Report: NC Sees Growth In Women-owned Businesses

By Jenny Callison, posted Jun 8, 2015
Michele Brouse’s decision to start her own business, BrandUp Solutions, was strongly influenced by the fact she had recently moved to Wilmington.

“We came to Wilmington three years ago when my husband was promoted here with PNC Bank,” she said. “I had a full-time job but wanted flexibility to be able to do things with our kids. I was working really hard and thought, ‘Imagine what I could do with my own company.’”

Brouse did her research. Friends and family sent her articles about Wilmington’s desirability as a startup-friendly locale.

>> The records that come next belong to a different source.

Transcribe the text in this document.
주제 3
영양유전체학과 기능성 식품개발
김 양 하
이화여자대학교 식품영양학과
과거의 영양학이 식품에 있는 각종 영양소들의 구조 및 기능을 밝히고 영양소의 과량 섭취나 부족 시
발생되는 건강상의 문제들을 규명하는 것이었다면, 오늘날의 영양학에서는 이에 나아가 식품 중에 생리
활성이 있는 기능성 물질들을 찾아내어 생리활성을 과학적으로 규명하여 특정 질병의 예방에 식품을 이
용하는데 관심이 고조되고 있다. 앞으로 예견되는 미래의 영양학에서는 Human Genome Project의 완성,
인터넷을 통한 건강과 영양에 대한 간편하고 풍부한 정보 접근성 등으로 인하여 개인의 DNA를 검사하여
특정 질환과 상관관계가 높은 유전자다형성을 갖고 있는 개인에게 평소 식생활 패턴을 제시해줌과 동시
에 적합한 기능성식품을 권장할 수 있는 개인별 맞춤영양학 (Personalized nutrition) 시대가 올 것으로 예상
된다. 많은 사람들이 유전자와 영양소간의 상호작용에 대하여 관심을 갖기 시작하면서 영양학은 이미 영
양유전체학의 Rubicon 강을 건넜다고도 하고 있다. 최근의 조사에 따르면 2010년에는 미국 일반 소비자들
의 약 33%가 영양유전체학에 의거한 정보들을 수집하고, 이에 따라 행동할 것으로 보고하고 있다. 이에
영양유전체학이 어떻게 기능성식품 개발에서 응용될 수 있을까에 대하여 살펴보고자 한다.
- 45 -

“I seized the moment because we were here,” she said. “I would not have done this anywhere else.”

North Carolina ranks third among the 50 states and the District of Columbia in the increasing number of woman-owned businesses, according to the fifth annual State of Women-Owned Business Report, commissioned by American Express OPEN. This year’s report, released in mid-May uses data from the U.S. Census Bureau’s Survey of Business Owners to track trends from 1997 to 2015.

During that period, the nation saw a nearly 74 percent increase in the number of companies owned by women; North Carolina experienced a nearly 98 percent increase.

Asked why so many women were starting their own businesses in recent years, American Express OPEN’s research adviser Julie Weeks had several theories.

“It follows a general trend of increasing levels of education and of managerial experience [among women],” she said. “Women are better equipped now. They have better connections. There is more talk about the value of controlling their own destiny.”

In other words, Weeks said, women are generally not starting businesses as a last resort when they can’t find a job.

The fact is, though, that while many North Carolina women are starting businesses, those businesses aren’t growing as rapidly as their counterparts elsewhere. Weeks pointed out that North Carolina dropped to 20th in the country when it came to woman-owned businesses’ growth in employees and ranked even lower – 45th – in terms of revenue growth.

Julie Orr thinks it may be difficult to make an accurate assessment of employee growth. For some time after she founded Modoc Research in Wilmington in 2005 as a sole proprietorship, staffing levels dipped and rose depending on how many clinical trials the company was involved with.

Modoc Research now has five permanent administrative employees in Wilmington and more than 20 contract workers across the country. While Orr can legally count those contract workers as employees in her bids for clinical trials work, she doubts whether the census picks them up.

Modoc’s revenues, similarly, were “like a roller coaster” for several years, Orr said. But over time, they have grown. Her first year, revenues were just under $1 million. She projects revenues of $5 million for 2015.